The call came in as they pulled up behind two patrol cars, still flashing their blues, parked at the kerb outside the house on Epping Road. Mason was driving. It gave him something to do, something to occupy his mind. And it shut his mouth. He was a lousy passenger. A loud passenger. Always arguing. Always gesticulating. To himself, mostly. And always about things Marchant had no interest in. AFL. NRL. The Australian Cricket team’s performance on the subcontinent. Mason had plenty of ideas about how to resolve the team’s spin woes. He’d missed his calling. He should’ve been a coach. Certainly, Marchant would have been happier if Mason had swapped careers. But behind the wheel, Mason was quiet. Quieter, at least.

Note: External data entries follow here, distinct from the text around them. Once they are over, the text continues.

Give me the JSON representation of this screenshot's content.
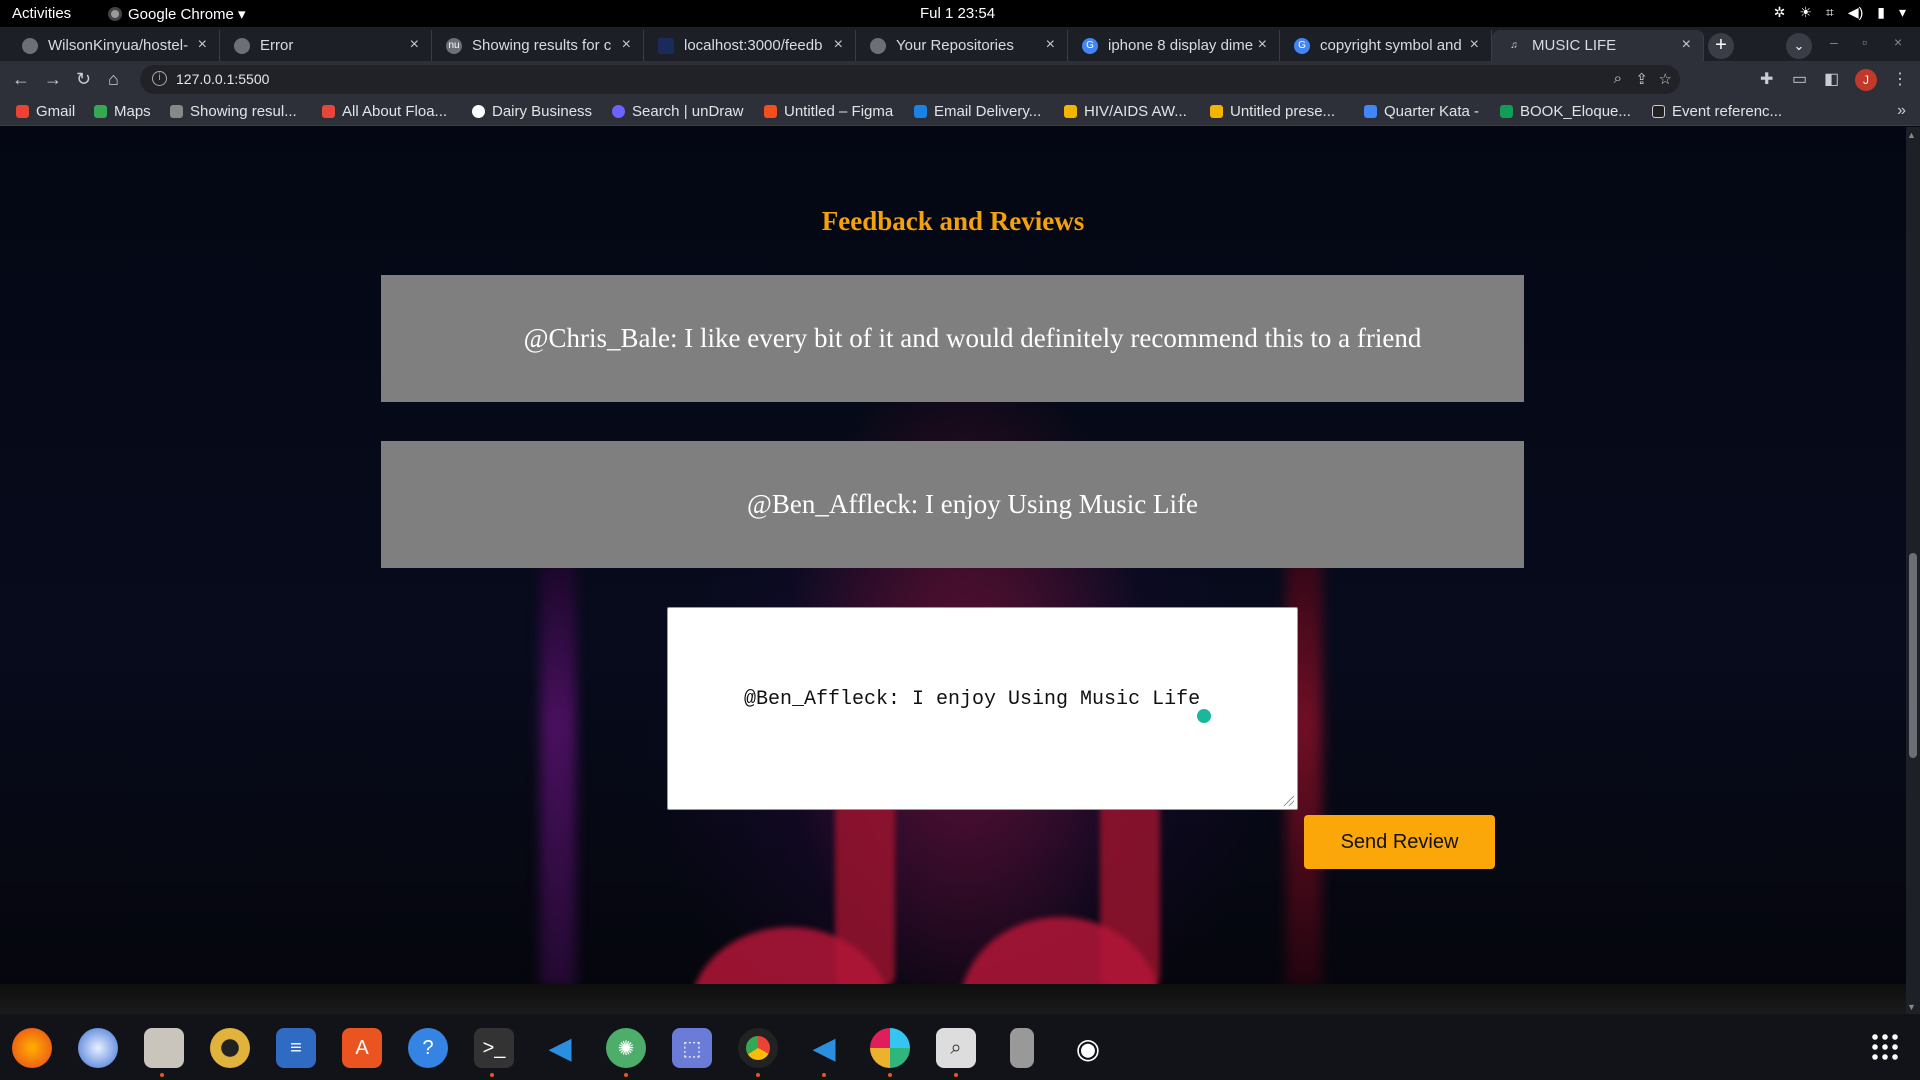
{
  "topbar": {
    "activities": "Activities",
    "app_name": "Google Chrome ▾",
    "clock": "Ful 1  23:54"
  },
  "tabs": [
    {
      "label": "WilsonKinyua/hostel-",
      "icon": "github-icon"
    },
    {
      "label": "Error",
      "icon": "chrome-icon"
    },
    {
      "label": "Showing results for c",
      "icon": "nu-icon"
    },
    {
      "label": "localhost:3000/feedb",
      "icon": "page-icon"
    },
    {
      "label": "Your Repositories",
      "icon": "github-icon"
    },
    {
      "label": "iphone 8 display dime",
      "icon": "google-icon"
    },
    {
      "label": "copyright symbol and",
      "icon": "google-icon"
    },
    {
      "label": "MUSIC LIFE",
      "icon": "music-note-icon",
      "active": true
    }
  ],
  "toolbar": {
    "url": "127.0.0.1:5500",
    "profile_initial": "J"
  },
  "bookmarks": [
    {
      "label": "Gmail",
      "color": "#ea4335"
    },
    {
      "label": "Maps",
      "color": "#34a853"
    },
    {
      "label": "Showing resul...",
      "color": "#888888"
    },
    {
      "label": "All About Floa...",
      "color": "#e8453c"
    },
    {
      "label": "Dairy Business",
      "color": "#ffffff"
    },
    {
      "label": "Search | unDraw",
      "color": "#6c63ff"
    },
    {
      "label": "Untitled – Figma",
      "color": "#f24e1e"
    },
    {
      "label": "Email Delivery...",
      "color": "#1a82e2"
    },
    {
      "label": "HIV/AIDS AW...",
      "color": "#f4b400"
    },
    {
      "label": "Untitled prese...",
      "color": "#f4b400"
    },
    {
      "label": "Quarter Kata -",
      "color": "#4285f4"
    },
    {
      "label": "BOOK_Eloque...",
      "color": "#0f9d58"
    },
    {
      "label": "Event referenc...",
      "color": "#222222"
    }
  ],
  "page": {
    "title": "Feedback and Reviews",
    "reviews": [
      "@Chris_Bale: I like every bit of it and would definitely recommend this to a friend",
      "@Ben_Affleck: I enjoy Using Music Life"
    ],
    "textarea_value": "@Ben_Affleck: I enjoy Using Music Life",
    "send_button": "Send Review"
  },
  "colors": {
    "accent": "#f5a10a",
    "button": "#fca709",
    "review_bg": "#7f7f7f"
  },
  "dock": [
    "firefox-icon",
    "thunderbird-icon",
    "files-icon",
    "rhythmbox-icon",
    "writer-icon",
    "software-icon",
    "help-icon",
    "terminal-icon",
    "vscode-icon",
    "atom-icon",
    "screenshot-icon",
    "chrome-icon",
    "vscode-icon",
    "slack-icon",
    "image-viewer-icon",
    "device-icon",
    "camera-icon"
  ]
}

The house was one of the last of its kind on the street. Rapid-fire development approvals had seen its neighbouring edifices dismantled, replaced by holes in the ground, and construction sites enclosed in chain-link fencing. It was only a matter of time until this one crumbled too. It was remarkable how drastically the landscape had changed in the intervening years since Marchant had last been assigned to the Ryde Local Area Command. Back when he still wore a uniform. His familiarity with the terrain had almost entirely eroded. Which reminded him of how much time had passed. And, therefore, how old he was. The buzzing of his phone inside his jacket pocket served as a pleasing distraction.

Marchant took the call as he got out of the car. He didn’t recognise the number.

‘Detective Marchant?’

‘Who’s this?’ He slammed his door, looked across the roof at Mason, signalling for him to wait. As the senior partner, Marchant could dictate. It was one of the few perks of their association. The only one, perhaps.

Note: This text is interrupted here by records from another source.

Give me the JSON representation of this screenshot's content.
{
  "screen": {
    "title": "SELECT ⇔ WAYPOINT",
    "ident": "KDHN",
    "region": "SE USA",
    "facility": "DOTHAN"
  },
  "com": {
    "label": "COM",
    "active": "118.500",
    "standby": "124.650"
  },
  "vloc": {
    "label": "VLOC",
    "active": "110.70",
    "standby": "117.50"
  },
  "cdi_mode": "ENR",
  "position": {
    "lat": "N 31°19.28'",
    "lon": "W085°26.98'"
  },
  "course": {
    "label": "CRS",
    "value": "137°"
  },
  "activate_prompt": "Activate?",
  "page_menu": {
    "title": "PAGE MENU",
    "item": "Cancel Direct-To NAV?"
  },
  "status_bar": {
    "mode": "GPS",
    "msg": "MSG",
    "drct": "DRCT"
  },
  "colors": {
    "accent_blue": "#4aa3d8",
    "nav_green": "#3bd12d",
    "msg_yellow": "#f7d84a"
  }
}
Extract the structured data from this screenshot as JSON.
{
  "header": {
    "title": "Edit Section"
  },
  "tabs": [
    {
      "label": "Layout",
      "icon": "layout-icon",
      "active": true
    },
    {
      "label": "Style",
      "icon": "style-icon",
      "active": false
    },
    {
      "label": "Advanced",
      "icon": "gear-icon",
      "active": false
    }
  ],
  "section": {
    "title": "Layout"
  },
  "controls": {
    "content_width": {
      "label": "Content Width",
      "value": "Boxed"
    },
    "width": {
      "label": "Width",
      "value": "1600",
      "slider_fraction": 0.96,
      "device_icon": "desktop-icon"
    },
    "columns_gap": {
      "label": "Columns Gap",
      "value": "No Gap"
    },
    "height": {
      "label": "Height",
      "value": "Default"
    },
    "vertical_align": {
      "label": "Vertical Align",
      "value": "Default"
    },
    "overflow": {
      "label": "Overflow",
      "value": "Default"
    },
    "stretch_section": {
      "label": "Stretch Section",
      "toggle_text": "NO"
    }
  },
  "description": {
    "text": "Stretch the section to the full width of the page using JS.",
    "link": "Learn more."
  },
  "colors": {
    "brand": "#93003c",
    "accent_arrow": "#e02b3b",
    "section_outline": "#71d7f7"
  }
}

Mason’s brow creased, and he exploded air from his mouth as he folded his arms. Marchant had become accustomed, though not obliging, to his partner’s displays of petulance. They were not very becoming. Then again, nothing much about the man was. Marchant surveyed Mason now, as he ran his tongue along his right canine, pressing it into the sharpened tooth. A week back, he had pushed so hard he’d pierced his tongue and spent the afternoon with a tissue shoved inside his mouth. The memory still brought a smile to Marchant’s lips.

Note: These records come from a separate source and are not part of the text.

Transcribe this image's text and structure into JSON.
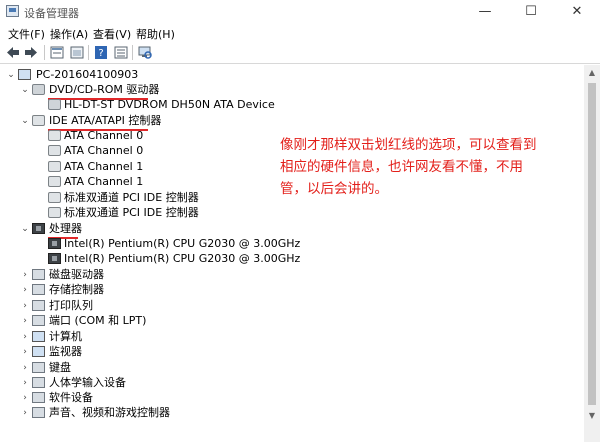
{
  "window": {
    "title": "设备管理器",
    "minimize": "—",
    "maximize": "☐",
    "close": "✕"
  },
  "menu": [
    "文件(F)",
    "操作(A)",
    "查看(V)",
    "帮助(H)"
  ],
  "toolbar_icons": [
    "back-icon",
    "forward-icon",
    "properties-icon",
    "show-hide-icon",
    "help-icon",
    "view-icon",
    "scan-hardware-icon"
  ],
  "tree": {
    "root": "PC-201604100903",
    "groups": [
      {
        "label": "DVD/CD-ROM 驱动器",
        "expanded": true,
        "icon": "dvd-icon",
        "children": [
          "HL-DT-ST DVDROM DH50N ATA Device"
        ]
      },
      {
        "label": "IDE ATA/ATAPI 控制器",
        "expanded": true,
        "icon": "ide-controller-icon",
        "children": [
          "ATA Channel 0",
          "ATA Channel 0",
          "ATA Channel 1",
          "ATA Channel 1",
          "标准双通道 PCI IDE 控制器",
          "标准双通道 PCI IDE 控制器"
        ]
      },
      {
        "label": "处理器",
        "expanded": true,
        "icon": "processor-icon",
        "children": [
          "Intel(R) Pentium(R) CPU G2030 @ 3.00GHz",
          "Intel(R) Pentium(R) CPU G2030 @ 3.00GHz"
        ]
      },
      {
        "label": "磁盘驱动器",
        "expanded": false,
        "icon": "disk-icon",
        "children": []
      },
      {
        "label": "存储控制器",
        "expanded": false,
        "icon": "storage-icon",
        "children": []
      },
      {
        "label": "打印队列",
        "expanded": false,
        "icon": "printer-icon",
        "children": []
      },
      {
        "label": "端口 (COM 和 LPT)",
        "expanded": false,
        "icon": "port-icon",
        "children": []
      },
      {
        "label": "计算机",
        "expanded": false,
        "icon": "computer-icon",
        "children": []
      },
      {
        "label": "监视器",
        "expanded": false,
        "icon": "monitor-icon",
        "children": []
      },
      {
        "label": "键盘",
        "expanded": false,
        "icon": "keyboard-icon",
        "children": []
      },
      {
        "label": "人体学输入设备",
        "expanded": false,
        "icon": "hid-icon",
        "children": []
      },
      {
        "label": "软件设备",
        "expanded": false,
        "icon": "software-device-icon",
        "children": []
      },
      {
        "label": "声音、视频和游戏控制器",
        "expanded": false,
        "icon": "audio-icon",
        "children": []
      }
    ]
  },
  "annotation": "像刚才那样双击划红线的选项，可以查看到相应的硬件信息，也许网友看不懂，不用管，以后会讲的。",
  "colors": {
    "annotation": "#e3201b",
    "underline": "#e0282a"
  }
}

The tooth thing was just one of Mason’s many tells—the most tangible one, definitely—clearly indicative of his irritation, and frequently the prelude to a blowout. Usually internal—a silent fuming—but sometimes external, his professional façade cracking under too-little pressure. John Marchant could not help but vacuum these observations and process them. He had been doing it subconsciously for almost twenty years.

They had been partners for five months, Mason a freshly minted detective, assigned to Marchant because their superiors believed the younger detective would benefit from Marchant’s ‘vast experience’. Not his words. Because despite the blotches on Marchant’s record and the baggage he carried—proudly, for the most part, for he had few regrets—there were not many in the department who could argue with his ‘investigatory pedigree’. Again, not Marchant’s phrasing, but he liked to use it when Mason challenged a decision. Who had the ‘investigatory pedigree’ in the partnership? Marchant did. Take that, mate. Game, set, match.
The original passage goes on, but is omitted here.